Gerwig is joined by four men: Christopher Nolan for Dunkirk, Jordan Peele for Get Out, Paul Thomas Anderson for Phantom Thread, and Guillermo del Toro for The Shape of Water.

The Oscars are lucky in that they go last in the Awards Season circuit. One might say the Golden Globes were unlucky in that they went first. Here they were trying to make all the right noises and sound in step with the dramatic sea change happening around them. Then, they started reading out the nominations, only to realize afterwards that their Best Director Category was all men, in a year when several women were not only eligible, but worthy.

This accidental revelation of unconscious bias against female directors was only made even worse when the film Ladybird, which was directed by Greta Gerwig, took home trophy after trophy in the film category... except in Best Director, where they had failed to nominate her.

The Oscar's voting for nominations closes about ten days after the Golden Globes are held. That's both in order to take into account all the various Guild nominations, and to see what the fallout is from the Globe's winners after they are announced. With public opinion firmly on the side of Gerwig having been wronged, and the Directors Guild of America making sure to include her in their nominations a few days later, it's almost a certainty that late-breaking voters pushed to include her. (The Globes were held the Jan. 7, the DGA nominations were announced on Jan. 11, and the nominations period for the Oscars closed on Jan 12.)

But in terms of female directors, despite other directors also being snubbed, like Patty Jenkins for Wonder Woman and Dee Rees for Mudbound, Gerwig was realistically the only one with a shot at this category. She was the DGA's only female nominee this year. Wonder Woman had been snubbed across the board as a "crowd-pleasing blockbuster," which is a type of film both the Golden Globes and the Oscar voters routinely pretend not to have seen, despite the sheer scale of their box office returns suggesting otherwise.

Christopher Polk/Getty Images Entertainment/Getty Images

Mudbound has its own problems. Despite being a film that would both give Oscar voters cred to nominate for having a female director, and cast that is over 50 percent African American so that the industry could finally shake off that #OscarsSoWhite hashtag, it was distributed by Netflix.

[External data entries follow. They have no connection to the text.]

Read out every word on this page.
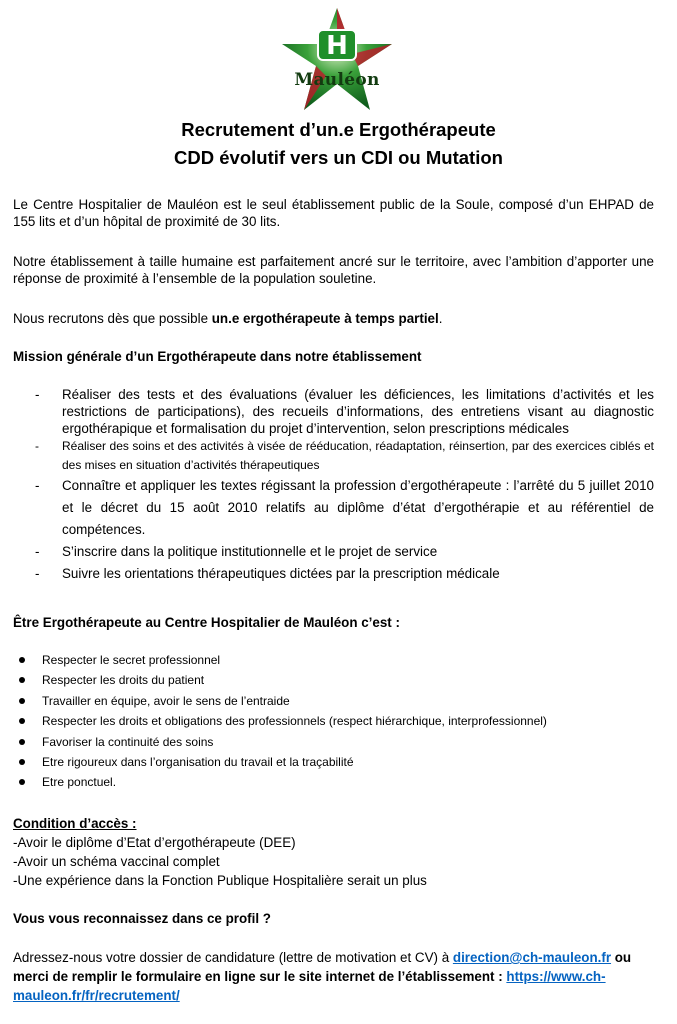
H
Mauléon
Recrutement d’un.e Ergothérapeute
CDD évolutif vers un CDI ou Mutation

Le Centre Hospitalier de Mauléon est le seul établissement public de la Soule, composé d’un EHPAD de 155 lits et d’un hôpital de proximité de 30 lits.

Notre établissement à taille humaine est parfaitement ancré sur le territoire, avec l’ambition d’apporter une réponse de proximité à l’ensemble de la population souletine.

Nous recrutons dès que possible un.e ergothérapeute à temps partiel.

Mission générale d’un Ergothérapeute dans notre établissement

- Réaliser des tests et des évaluations (évaluer les déficiences, les limitations d’activités et les restrictions de participations), des recueils d’informations, des entretiens visant au diagnostic ergothérapique et formalisation du projet d’intervention, selon prescriptions médicales
- Réaliser des soins et des activités à visée de rééducation, réadaptation, réinsertion, par des exercices ciblés et des mises en situation d’activités thérapeutiques
- Connaître et appliquer les textes régissant la profession d’ergothérapeute : l’arrêté du 5 juillet 2010 et le décret du 15 août 2010 relatifs au diplôme d’état d’ergothérapie et au référentiel de compétences.
- S’inscrire dans la politique institutionnelle et le projet de service
- Suivre les orientations thérapeutiques dictées par la prescription médicale

Être Ergothérapeute au Centre Hospitalier de Mauléon c’est :

Respecter le secret professionnel
Respecter les droits du patient
Travailler en équipe, avoir le sens de l’entraide
Respecter les droits et obligations des professionnels (respect hiérarchique, interprofessionnel)
Favoriser la continuité des soins
Etre rigoureux dans l’organisation du travail et la traçabilité
Etre ponctuel.

Condition d’accès :

-Avoir le diplôme d’Etat d’ergothérapeute (DEE)

-Avoir un schéma vaccinal complet

-Une expérience dans la Fonction Publique Hospitalière serait un plus

Vous vous reconnaissez dans ce profil ?

Adressez-nous votre dossier de candidature (lettre de motivation et CV) à direction@ch-mauleon.fr ou merci de remplir le formulaire en ligne sur le site internet de l’établissement : https://www.ch-mauleon.fr/fr/recrutement/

While there are undoubtedly those in the voting community who understand that streaming services are the wave of the future, up until this year, the Oscars have never stooped to acknowledge either Netflix or Amazon, despite their big-budgeted attempts to become players in the game. That Mary J. Blige managed to land a nomination for her work in this film to begin with is a testament to her performance, but at least the Globes and the SAG Awards are used to nominating actors who appear in Netflix shows due to their newfound dominance in the small screen categories. The Oscars on the other hand, are a completely different kettle of fish.

Still, Mudbound broke through the barrier this morning with a rash of nominations, including one for Miss Blige. Too bad they couldn't manage one for Best Director, though.

Congrats to all the nominees. The Oscars air live on March 4, 2018 at 8 p.m. ET on ABC.